Today’s petition to the TLC is an escalation of the tipping campaign that the Guild first launched last summer after tipping was named the top issue of concern in an early survey of its membership. Drivers with the Guild brought the issue to Uber management in June 2016, at the first of their regular “works council” meetings negotiated by the Guild and IAMAW District 15 which gives drivers a direct line of communication to company management.
When the company refused to budge, the Guild launched the campaign including an online petition and social media advertisements as well as the distribution of flyers, bar napkins, and stickers. The campaign has two goals: pressure Uber to add the tipping option and let passengers know tips are permitted and appreciated. Uber’s refusal to allow in-app tipping has caused rampant passenger confusion over whether tipping is permitted (it is) and whether gratuity is already included in the fare (it is not).
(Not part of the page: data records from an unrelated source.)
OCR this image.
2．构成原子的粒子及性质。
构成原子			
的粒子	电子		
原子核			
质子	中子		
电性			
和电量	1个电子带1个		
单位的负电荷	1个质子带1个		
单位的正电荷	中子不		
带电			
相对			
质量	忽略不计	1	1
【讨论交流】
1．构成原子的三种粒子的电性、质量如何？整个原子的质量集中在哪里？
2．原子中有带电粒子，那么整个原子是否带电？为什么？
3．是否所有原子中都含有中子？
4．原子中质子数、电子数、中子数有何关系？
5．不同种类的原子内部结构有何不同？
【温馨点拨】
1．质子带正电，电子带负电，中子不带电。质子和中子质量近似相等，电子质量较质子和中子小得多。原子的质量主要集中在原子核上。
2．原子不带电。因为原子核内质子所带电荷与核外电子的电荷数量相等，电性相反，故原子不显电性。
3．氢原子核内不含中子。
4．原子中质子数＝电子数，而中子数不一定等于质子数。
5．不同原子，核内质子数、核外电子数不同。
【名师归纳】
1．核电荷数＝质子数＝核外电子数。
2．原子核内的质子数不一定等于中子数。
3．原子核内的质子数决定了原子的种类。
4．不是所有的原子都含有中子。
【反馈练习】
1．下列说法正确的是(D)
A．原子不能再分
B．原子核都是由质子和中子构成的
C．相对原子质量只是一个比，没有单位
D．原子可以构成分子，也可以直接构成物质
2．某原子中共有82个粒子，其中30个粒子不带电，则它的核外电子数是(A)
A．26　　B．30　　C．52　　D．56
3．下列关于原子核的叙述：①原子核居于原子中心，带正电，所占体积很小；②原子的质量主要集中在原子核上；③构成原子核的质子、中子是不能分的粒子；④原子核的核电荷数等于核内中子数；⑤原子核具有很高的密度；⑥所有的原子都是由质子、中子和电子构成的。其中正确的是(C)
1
The tipping campaign is one part of the Guild’s comprehensive effort to increase drivers’ earnings, reduce expenses and create protections. When app-based ridesharing companies came on the scene, they offered enticing incentives and bonuses to woo drivers away from driving for traditional black car companies or taxi cabs. However, once these app-based companies dominated the market they doubled and now nearly tripled their cut of driver pay.
Since the launch of the Independent Drivers Guild in May, the Guild has won important victories for drivers. New York City’s Uber drivers are the only organized drivers in the world to meet with Uber management regularly to advocate for changes and they have the best job protection of any Uber drivers in the world as well, with the unique appeals process they negotiated to fight unfair deactivations. Drivers won a $1 increase to the minimum rate, the right for drivers of luxury vehicles to opt out of the lower cost UberPOOL and UberX fares, and the creation of a destination filter in the app, which allows drivers to be matched up with passengers heading toward the driver’s destination at the end of a shift (an enhancement that drivers across the country now enjoy). The Guild also negotiated discounts for drivers on insurance and other expenses drivers face, such as legal assistance fighting unfair tickets, mobile phone plans, and tax preparation services.
Most recently, the Guild won a death benefit through the Black Car Fund for the families of drivers killed on the job and successfully called on Uber CEO Travis Kalanick to step down from President Trump’s business advisory council in protest of his muslim immigration and travel ban. Nine in ten New York City drivers are immigrants and many expressed concerns about the ban, so the Guild launched a survey Monday January 30th asking drivers about the ban and if Kalanick should step down. The results were clear with a majority calling for Kalanick to quit the council and 90% of drivers noting that they knew someone affected by the ban. By Thursday night, on the eve of the council’s first meeting with Trump, Kalanick resigned from the group.